An apparatus for producing metal powder comprising a molten metal holding vessel (1) of bottomed cylinder shape, a molten metal discharging runner (2) installed at the bottom of the vessel (1), a molten metal spraying device (4) having gas-jetting nozzles (42) in a spraying chamber (41) connected to the lower end of the runner (2) and a first and second heating coils (5, 6), the first having an induction heating coil (5) of relatively large diameter surrounding the vessel (1) and the second having a smaller diameter induction heating coil (6) surrounding the runner (2), characterized in that the nozzle part of the runner (2) is a sliding gate (22) made of a ceramics; that a ring-shaped magnetic flux-shielding plate (7, 7A, 7B) made of an electroconductive and non-magnetic material is disposed between the second heating coil (6) and the sliding gate (22); and that the flux-shielding plate (7, 7A, 7B) is equipped with a cooling means.

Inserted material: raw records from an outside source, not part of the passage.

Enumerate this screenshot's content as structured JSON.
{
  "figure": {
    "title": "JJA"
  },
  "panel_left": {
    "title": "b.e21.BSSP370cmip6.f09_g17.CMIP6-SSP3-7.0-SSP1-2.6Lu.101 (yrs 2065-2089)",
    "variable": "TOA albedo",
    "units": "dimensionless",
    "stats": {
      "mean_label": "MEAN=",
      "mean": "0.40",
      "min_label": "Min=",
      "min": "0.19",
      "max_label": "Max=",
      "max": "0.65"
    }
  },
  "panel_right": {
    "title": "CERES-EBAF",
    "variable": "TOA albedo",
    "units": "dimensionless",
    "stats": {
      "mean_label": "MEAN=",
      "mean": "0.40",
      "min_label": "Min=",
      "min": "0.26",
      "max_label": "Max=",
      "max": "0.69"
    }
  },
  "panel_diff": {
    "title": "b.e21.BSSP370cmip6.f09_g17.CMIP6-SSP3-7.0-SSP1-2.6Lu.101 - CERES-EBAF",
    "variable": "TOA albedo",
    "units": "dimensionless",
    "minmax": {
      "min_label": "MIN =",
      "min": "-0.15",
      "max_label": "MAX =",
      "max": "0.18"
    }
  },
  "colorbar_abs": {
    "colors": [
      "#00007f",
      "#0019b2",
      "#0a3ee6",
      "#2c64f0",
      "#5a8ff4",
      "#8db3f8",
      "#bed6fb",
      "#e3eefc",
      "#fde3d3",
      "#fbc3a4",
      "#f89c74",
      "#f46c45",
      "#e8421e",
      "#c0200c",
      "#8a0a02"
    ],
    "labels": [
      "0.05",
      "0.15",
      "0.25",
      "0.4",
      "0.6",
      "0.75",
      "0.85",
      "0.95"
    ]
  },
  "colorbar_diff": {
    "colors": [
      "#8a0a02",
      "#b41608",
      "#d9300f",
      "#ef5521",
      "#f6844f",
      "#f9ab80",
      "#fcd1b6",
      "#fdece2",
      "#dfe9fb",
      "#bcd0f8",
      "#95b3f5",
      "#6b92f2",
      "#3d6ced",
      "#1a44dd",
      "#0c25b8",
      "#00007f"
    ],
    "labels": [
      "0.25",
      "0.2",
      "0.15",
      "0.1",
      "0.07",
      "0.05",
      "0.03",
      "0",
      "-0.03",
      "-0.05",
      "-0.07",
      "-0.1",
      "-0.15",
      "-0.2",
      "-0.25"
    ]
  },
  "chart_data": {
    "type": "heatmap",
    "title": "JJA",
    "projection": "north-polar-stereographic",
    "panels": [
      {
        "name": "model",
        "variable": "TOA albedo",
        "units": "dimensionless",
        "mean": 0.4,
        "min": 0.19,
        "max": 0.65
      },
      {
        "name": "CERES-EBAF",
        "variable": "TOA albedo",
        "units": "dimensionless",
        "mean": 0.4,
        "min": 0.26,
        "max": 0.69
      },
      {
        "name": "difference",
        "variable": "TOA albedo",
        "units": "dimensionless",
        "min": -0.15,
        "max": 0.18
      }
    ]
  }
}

An apparatus according to claim 1, characterized in that the molten metal holding vessel (1) comprises a body (12) made by lining refractory materials on the inner wall of a shell (11) of a non-electroconductive and gas-impermeable material and a lid (3) which can be gas tightly jointed to the body (12); and wherein a vacuum generating means is connected to the lid (3).
An apparatus according to claim 1, characterized in that the magnetic shielding plate (7, 7A) is a hollow body and cooled by cooling water running therethrough.